A criatividade de Hollywood está desaparecendo? Ou será que o mercado nos tornou reféns de franquias e fórmulas já testadas?

Nos anos 80 e 90, ainda havia espaço para o novo, o experimental, o arriscado. Mas, a partir dos anos 2000, o vermelho dos filmes originais começou a ser engolido pelo azul das sequências. Hoje, é raro ver um filme original dominar as conversas globais ou quebrar recordes de bilheteria sem estar atrelado a uma marca ou universo já existente. A lógica parece clara: é mais seguro apostar no conhecido. Afinal, uma sequência ou remake tem fãs garantidos, enquanto algo novo exige convencer o público do zero.
Mas o que estamos sacrificando com isso?
A cultura pop se tornou um loop infinito.

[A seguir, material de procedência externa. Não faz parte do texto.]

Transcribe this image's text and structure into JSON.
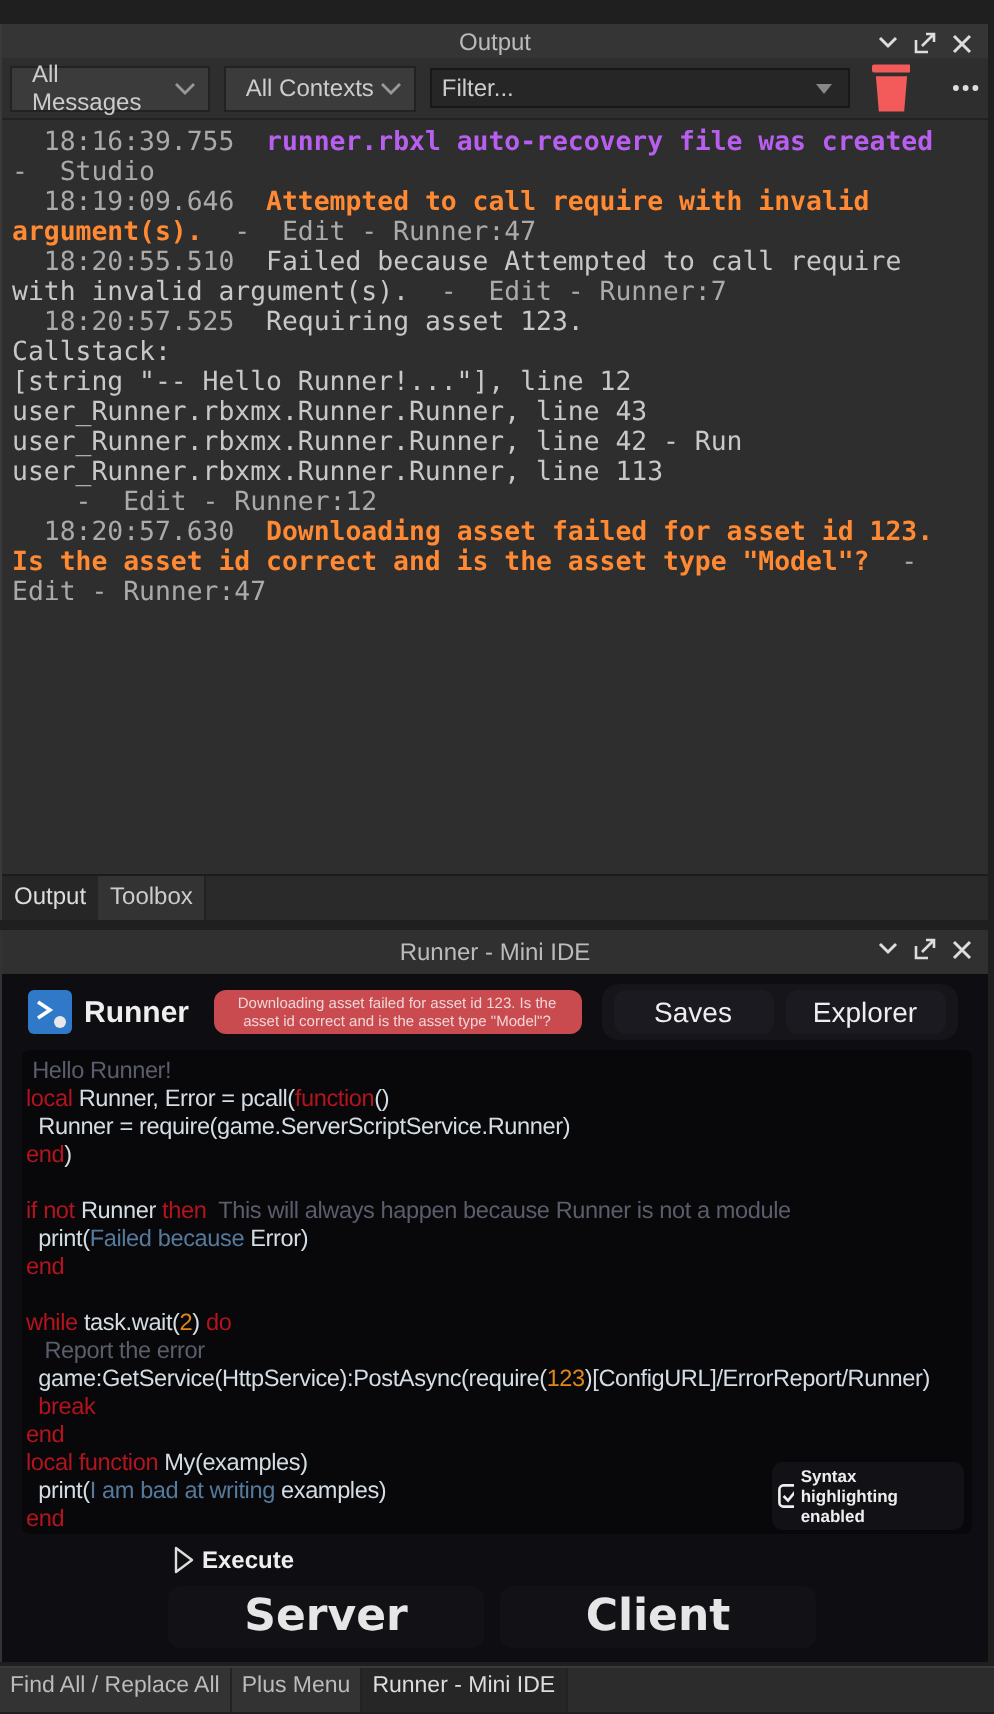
{
  "output_panel": {
    "title": "Output",
    "filters": [
      {
        "label": "All Messages"
      },
      {
        "label": "All Contexts"
      }
    ],
    "filter_field": {
      "placeholder": "Filter..."
    },
    "entries": [
      {
        "time": "18:16:39.755",
        "kind": "info",
        "message": "runner.rbxl auto-recovery file was created",
        "source": "-  Studio"
      },
      {
        "time": "18:19:09.646",
        "kind": "warning",
        "message": "Attempted to call require with invalid argument(s).",
        "source": "-  Edit - Runner:47"
      },
      {
        "time": "18:20:55.510",
        "kind": "plain",
        "message": "Failed because Attempted to call require with invalid argument(s).",
        "source": "-  Edit - Runner:7"
      },
      {
        "time": "18:20:57.525",
        "kind": "plain",
        "message": "Requiring asset 123.\nCallstack:\n[string \"-- Hello Runner!...\"], line 12\nuser_Runner.rbxmx.Runner.Runner, line 43\nuser_Runner.rbxmx.Runner.Runner, line 42 - Run\nuser_Runner.rbxmx.Runner.Runner, line 113\n",
        "source": "  -  Edit - Runner:12"
      },
      {
        "time": "18:20:57.630",
        "kind": "warning",
        "message": "Downloading asset failed for asset id 123. Is the asset id correct and is the asset type \"Model\"?",
        "source": "-  Edit - Runner:47"
      }
    ],
    "tabs": [
      {
        "label": "Output",
        "selected": true
      },
      {
        "label": "Toolbox",
        "selected": false
      }
    ]
  },
  "ide_panel": {
    "title": "Runner - Mini IDE",
    "app_name": "Runner",
    "error_badge": "Downloading asset failed for asset id 123.  Is the asset id correct and is the asset type \"Model\"?",
    "header_buttons": [
      {
        "label": "Saves"
      },
      {
        "label": "Explorer"
      }
    ],
    "code_lines": [
      {
        "kind": "code",
        "tokens": [
          {
            "t": " Hello Runner!",
            "kind": "comment"
          }
        ]
      },
      {
        "kind": "code",
        "tokens": [
          {
            "t": "local ",
            "kind": "keyword"
          },
          {
            "t": "Runner, Error = pcall(",
            "kind": "text"
          },
          {
            "t": "function",
            "kind": "keyword"
          },
          {
            "t": "()",
            "kind": "text"
          }
        ]
      },
      {
        "kind": "code",
        "tokens": [
          {
            "t": "  Runner = require(game.ServerScriptService.Runner)",
            "kind": "text"
          }
        ]
      },
      {
        "kind": "code",
        "tokens": [
          {
            "t": "end",
            "kind": "keyword"
          },
          {
            "t": ")",
            "kind": "text"
          }
        ]
      },
      {
        "kind": "blank"
      },
      {
        "kind": "code",
        "tokens": [
          {
            "t": "if not ",
            "kind": "keyword"
          },
          {
            "t": "Runner ",
            "kind": "text"
          },
          {
            "t": "then ",
            "kind": "keyword"
          },
          {
            "t": " This will always happen because Runner is not a module",
            "kind": "comment"
          }
        ]
      },
      {
        "kind": "code",
        "tokens": [
          {
            "t": "  print(",
            "kind": "text"
          },
          {
            "t": "Failed because ",
            "kind": "string"
          },
          {
            "t": "Error)",
            "kind": "text"
          }
        ]
      },
      {
        "kind": "code",
        "tokens": [
          {
            "t": "end",
            "kind": "keyword"
          }
        ]
      },
      {
        "kind": "blank"
      },
      {
        "kind": "code",
        "tokens": [
          {
            "t": "while ",
            "kind": "keyword"
          },
          {
            "t": "task.wait(",
            "kind": "text"
          },
          {
            "t": "2",
            "kind": "number"
          },
          {
            "t": ") ",
            "kind": "text"
          },
          {
            "t": "do",
            "kind": "keyword"
          }
        ]
      },
      {
        "kind": "code",
        "tokens": [
          {
            "t": "   Report the error",
            "kind": "comment"
          }
        ]
      },
      {
        "kind": "code",
        "tokens": [
          {
            "t": "  game:GetService(HttpService):PostAsync(require(",
            "kind": "text"
          },
          {
            "t": "123",
            "kind": "number"
          },
          {
            "t": ")[ConfigURL]/ErrorReport/Runner)",
            "kind": "text"
          }
        ]
      },
      {
        "kind": "code",
        "tokens": [
          {
            "t": "  break",
            "kind": "keyword"
          }
        ]
      },
      {
        "kind": "code",
        "tokens": [
          {
            "t": "end",
            "kind": "keyword"
          }
        ]
      },
      {
        "kind": "code",
        "tokens": [
          {
            "t": "local function ",
            "kind": "keyword"
          },
          {
            "t": "My(examples)",
            "kind": "text"
          }
        ]
      },
      {
        "kind": "code",
        "tokens": [
          {
            "t": "  print(",
            "kind": "text"
          },
          {
            "t": "I am bad at writing ",
            "kind": "string"
          },
          {
            "t": "examples)",
            "kind": "text"
          }
        ]
      },
      {
        "kind": "code",
        "tokens": [
          {
            "t": "end",
            "kind": "keyword"
          }
        ]
      }
    ],
    "syntax_toggle": {
      "label": "Syntax highlighting enabled",
      "checked": true
    },
    "execute_label": "Execute",
    "run_buttons": [
      {
        "label": "Server"
      },
      {
        "label": "Client"
      }
    ]
  },
  "bottom_tabs": [
    {
      "label": "Find All / Replace All",
      "selected": false
    },
    {
      "label": "Plus Menu",
      "selected": false
    },
    {
      "label": "Runner - Mini IDE",
      "selected": true
    }
  ]
}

Quantas vezes ainda vamos revisitar as mesmas histórias com diferentes nomes? E mais importante: até onde essa saturação vai desgastar as próprias franquias que amamos? Há algo poético (e talvez trágico) em perceber que, enquanto buscamos mais do mesmo, esquecemos de abrir espaço para o novo – a próxima ideia, o próximo universo que pode inspirar as gerações futuras.
A questão que Hollywood nos força a encarar vai além do cinema: no mundo dos negócios, na comunicação e até em nossas vidas criativas, estamos jogando seguro demais? Será que estamos tão preocupados em minimizar riscos que estamos enterrando as possibilidades de inovar? Talvez seja hora de desafiar o status quo. Não apenas em Hollywood, mas em como enxergamos a criatividade e o futuro.
O que você acha? Estamos vivendo uma crise criativa ou a era das franquias é apenas uma nova forma de inovar? Vamos debater!